Ada beberapa hal yang memicu terjadinya revolusi sosial di Sumatera Timur. Di antaranya adalah ada beberapa bangsawan Melayu yang tidak segera mendukung Republik pasca-proklamasi. Mereka juga terlihat tidak begituantusias dengan pembentukan republik, karena setelah Jepang masuk, Jepang mencabut semua hak istimewa kaum bangsawan.
Mereka masih berharap kedatangan NICA bisa mengembalikan hak-hak kebangsawanan mereka yang telah direnggut oleh Jepang. Mereka pun semakin jauh dari pihak-pihak yang pro-republik.

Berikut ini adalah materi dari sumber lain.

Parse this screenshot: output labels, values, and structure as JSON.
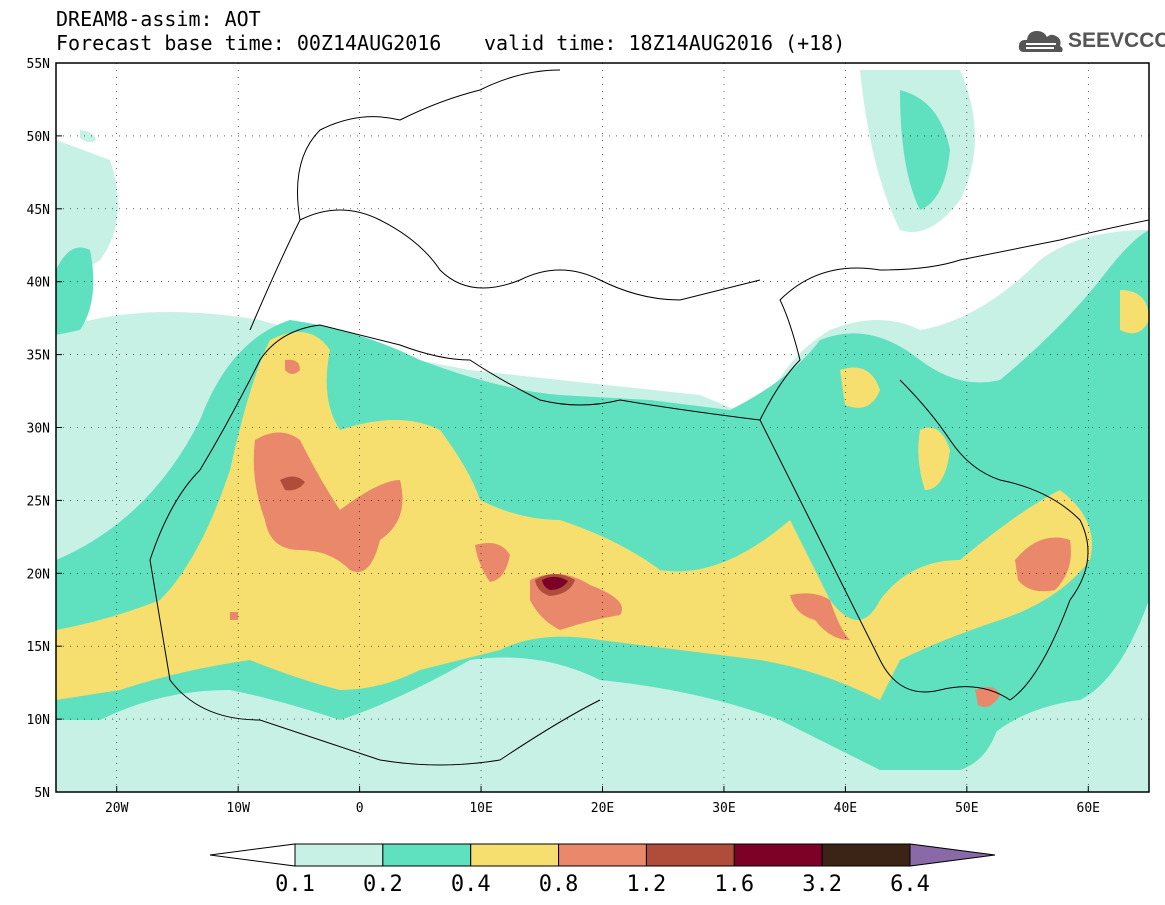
{
  "header": {
    "title": "DREAM8-assim: AOT",
    "forecast_base": "Forecast base time: 00Z14AUG2016",
    "valid_time": "valid time: 18Z14AUG2016 (+18)",
    "logo_text": "SEEVCCC",
    "logo_icon": "cloud-icon"
  },
  "map": {
    "lon_range": [
      -25,
      65
    ],
    "lat_range": [
      5,
      55
    ],
    "lat_labels": [
      "55N",
      "50N",
      "45N",
      "40N",
      "35N",
      "30N",
      "25N",
      "20N",
      "15N",
      "10N",
      "5N"
    ],
    "lon_labels": [
      "20W",
      "10W",
      "0",
      "10E",
      "20E",
      "30E",
      "40E",
      "50E",
      "60E"
    ],
    "gridlines": "dotted"
  },
  "colorbar": {
    "labels": [
      "0.1",
      "0.2",
      "0.4",
      "0.8",
      "1.2",
      "1.6",
      "3.2",
      "6.4"
    ],
    "colors": [
      "#ffffff",
      "#c8f1e6",
      "#5fe0bf",
      "#f6df6e",
      "#e9886a",
      "#b04c3a",
      "#7d0027",
      "#3b2415",
      "#8a69a8"
    ]
  }
}
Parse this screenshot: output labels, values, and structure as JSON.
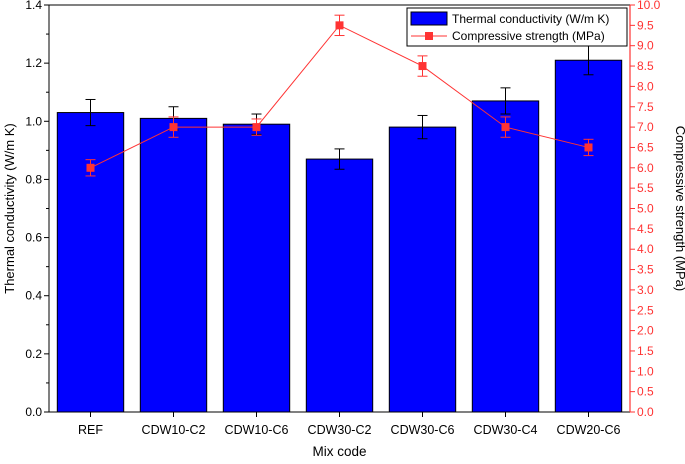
{
  "chart_data": {
    "type": "bar+line",
    "title": "",
    "xlabel": "Mix code",
    "categories": [
      "REF",
      "CDW10-C2",
      "CDW10-C6",
      "CDW30-C2",
      "CDW30-C6",
      "CDW30-C4",
      "CDW20-C6"
    ],
    "left_axis": {
      "label": "Thermal conductivity (W/m K)",
      "ylim": [
        0.0,
        1.4
      ],
      "ticks": [
        "0.0",
        "0.2",
        "0.4",
        "0.6",
        "0.8",
        "1.0",
        "1.2",
        "1.4"
      ]
    },
    "right_axis": {
      "label": "Compressive strength (MPa)",
      "ylim": [
        0.0,
        10.0
      ],
      "ticks": [
        "0.0",
        "0.5",
        "1.0",
        "1.5",
        "2.0",
        "2.5",
        "3.0",
        "3.5",
        "4.0",
        "4.5",
        "5.0",
        "5.5",
        "6.0",
        "6.5",
        "7.0",
        "7.5",
        "8.0",
        "8.5",
        "9.0",
        "9.5",
        "10.0"
      ],
      "color": "#ff3333"
    },
    "series": [
      {
        "name": "Thermal conductivity (W/m K)",
        "type": "bar",
        "axis": "left",
        "color": "#0000ff",
        "values": [
          1.03,
          1.01,
          0.99,
          0.87,
          0.98,
          1.07,
          1.21
        ],
        "errors": [
          0.045,
          0.04,
          0.035,
          0.035,
          0.04,
          0.045,
          0.05
        ]
      },
      {
        "name": "Compressive strength (MPa)",
        "type": "line",
        "axis": "right",
        "color": "#ff3333",
        "values": [
          6.0,
          7.0,
          7.0,
          9.5,
          8.5,
          7.0,
          6.5
        ],
        "errors": [
          0.2,
          0.25,
          0.2,
          0.25,
          0.25,
          0.25,
          0.2
        ]
      }
    ],
    "legend": "top-right"
  }
}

Kelompok pro-republikmendesak kepada komite nasional wilayah Sumatra Timur agar sistem pemerintahan swapraja dihapuskan dan menggantikannya dengan pemerintahan demokrasi rakyat sesuai dengan semangat perjuangan kemerdekaan.

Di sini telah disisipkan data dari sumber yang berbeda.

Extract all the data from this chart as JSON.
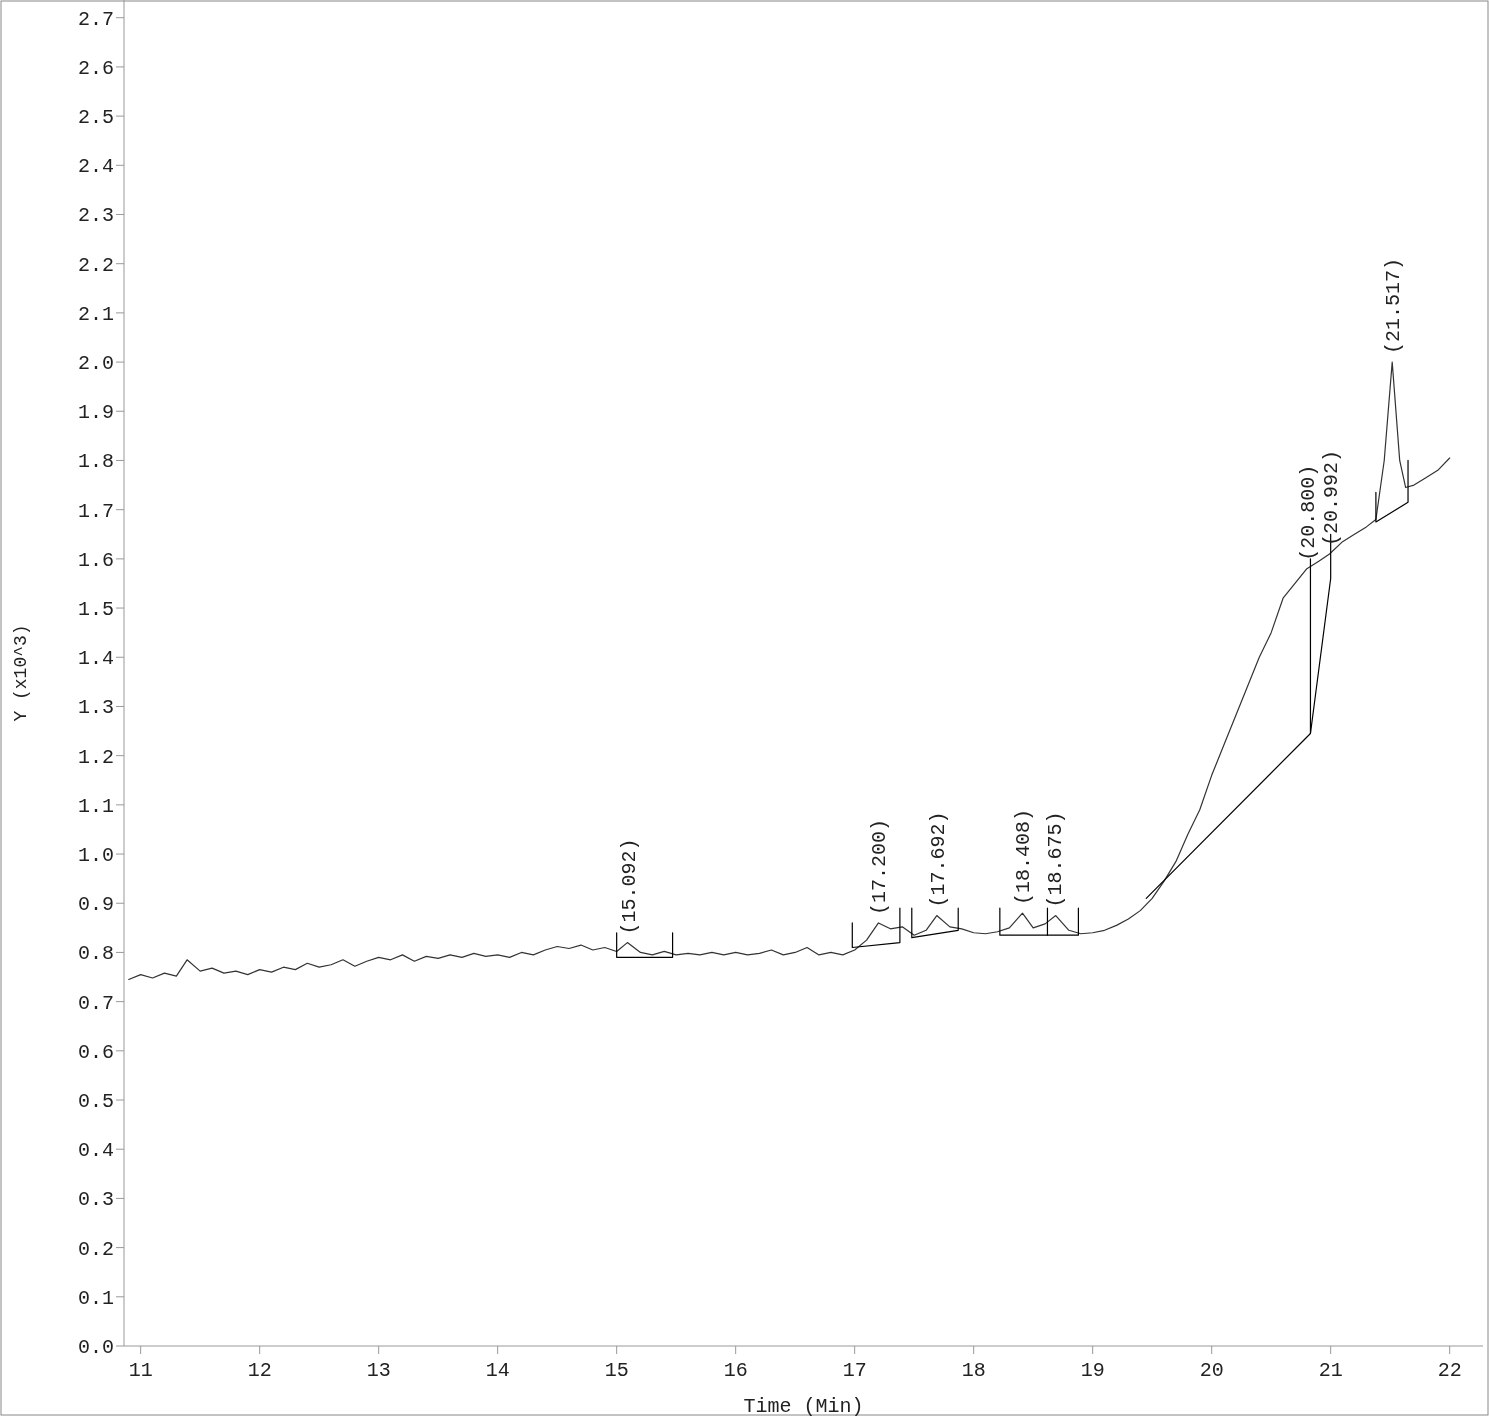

Namun pihak pro-repbulik sendiri terpecah menjadi dua kubu: Pertama, kubu moderat yang menginginkan pendekatan secara kooperatif untuk membujuk beberapa bangsawan; kedua kubu radikal (yang didukung kaum komunis) yang menginginkan revolusi dengan penggalangan massa para buruh perkebunan.
Puncaknya terjadi pada Maret 1946 yang diawali diKesultanan Asahan, revolusi menjalar ke seluruh monarki Sumatra Timur, termasuk Kesultanan Deli. Tapi syukurnya, Istana Sultan Deli beserta Sultan dan para bangsawan berhasil terlindungi karena penjagaan TRI dan adanya benteng pertahanan tentara sekutu di Medan.
Begitulah riwayatKesultanan Deli, kerajaan Islam yang berdiri di Tanah Deli, Sumatera Utara, yang lolos dari Revolusi Sosial di Sumatara Timur 1946.